The second study, analyses Queensland’s senior secondary system of externally moderated school-based assessment. Students who take the same Queensland Studies Authority subject in different schools and who achieve the same standard through assessment programmes based on a common syllabus should be awarded the same level of achievement. The underpinning principles of reliability and validity, essential to any high stakes assessment system, will be highlighted in the analysis of how comparability of students’ results with respect to levels of achievement is realised.
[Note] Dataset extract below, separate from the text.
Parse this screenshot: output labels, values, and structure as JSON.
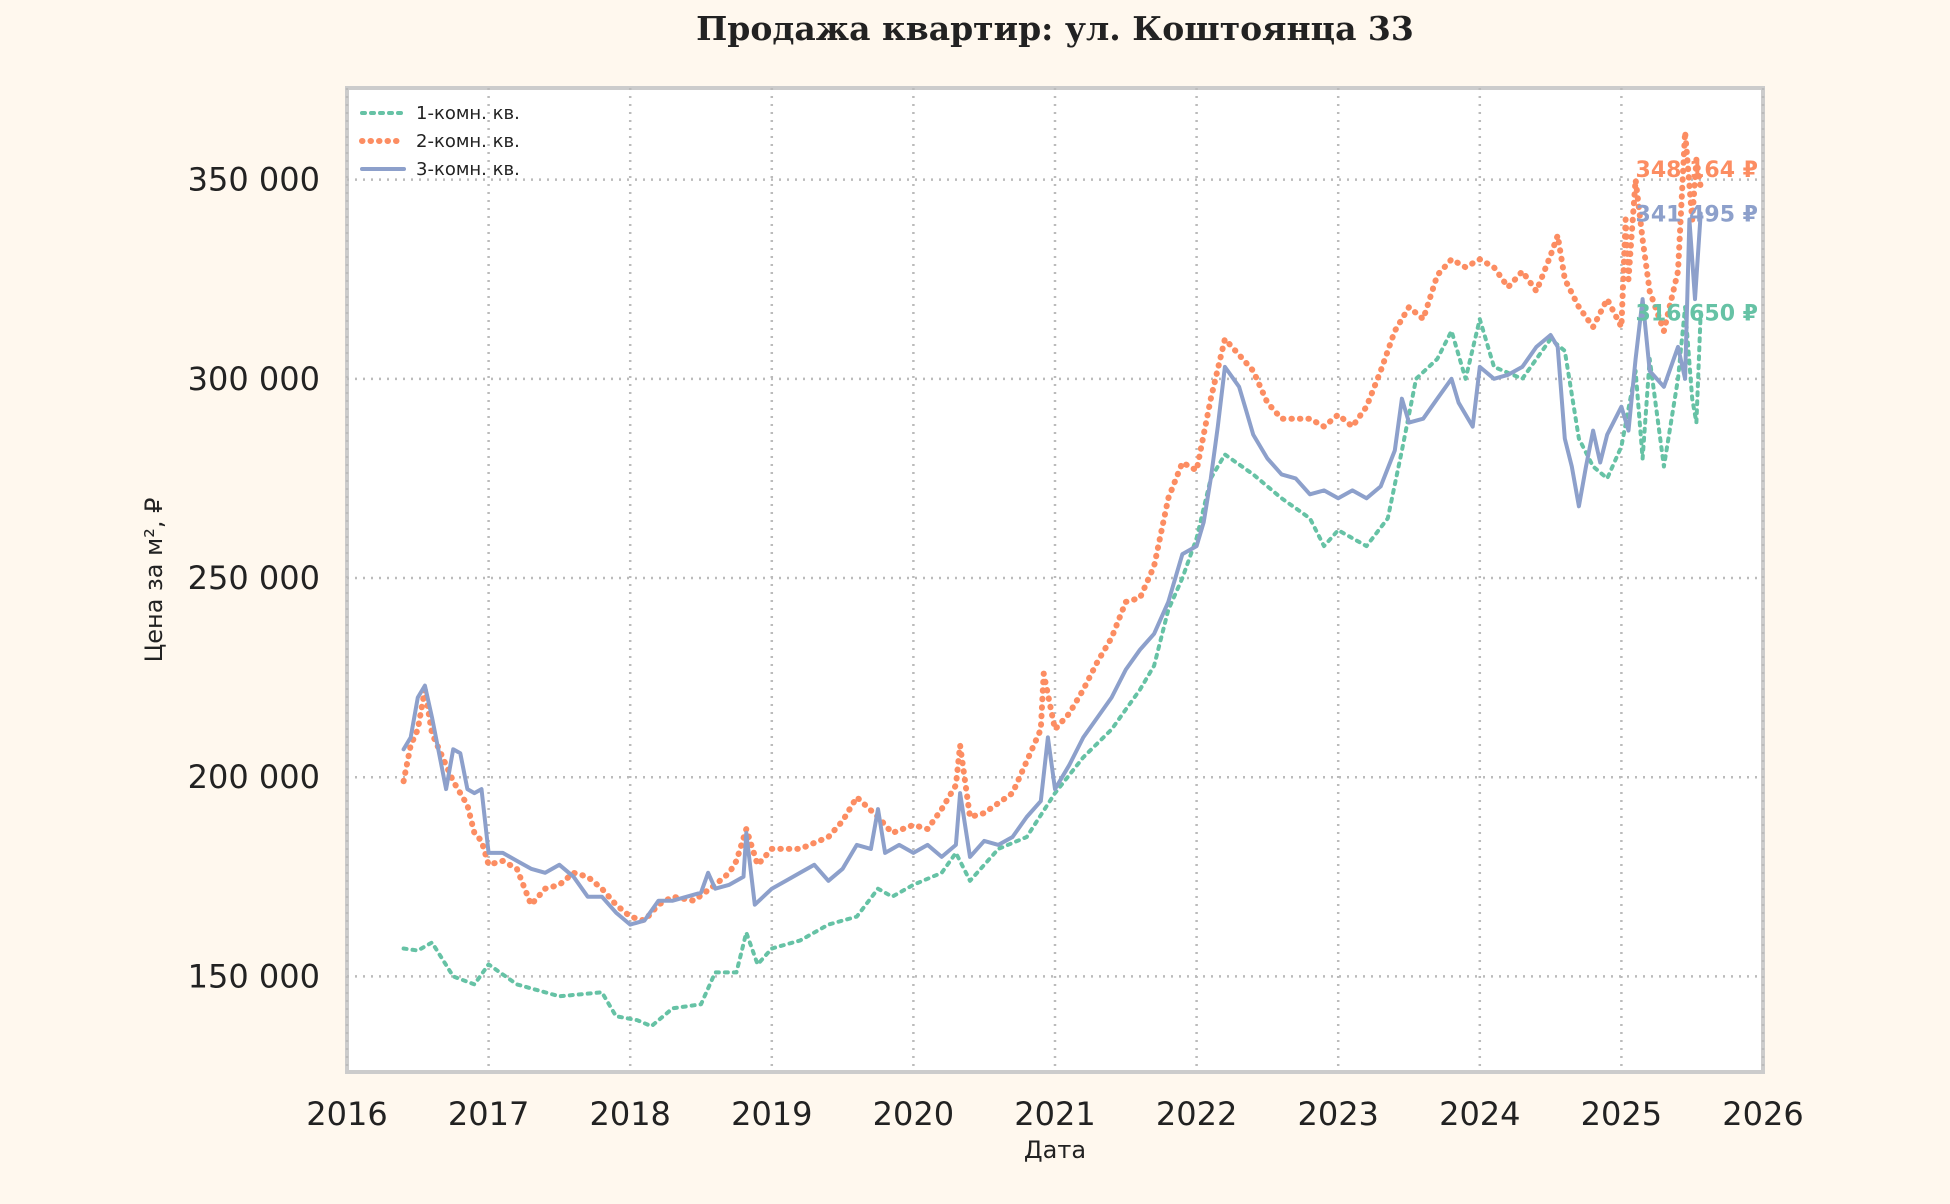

The final study, funded by ARC, QSA and NCCA, is situated in the middle years of schooling where teacher use of standards to judge the quality of student work has been introduced. The focus is on moderation and the use of standards to inform teacher judgment. Findings include: that the ‘meticulous specification’ of the procedure for making judgments results in an analytic approach while the use of representations of standards as continua helps promote a more holistic approach. Secondly, different disciplines deploy standards in different ways. Thirdly, annotated exemplars and accompanying commentary to illustrate standards prove beneficial to teacher judgment, however greater support, in the form of guidelines about the approaches and models of moderation, is required to achieve reliability and consistency.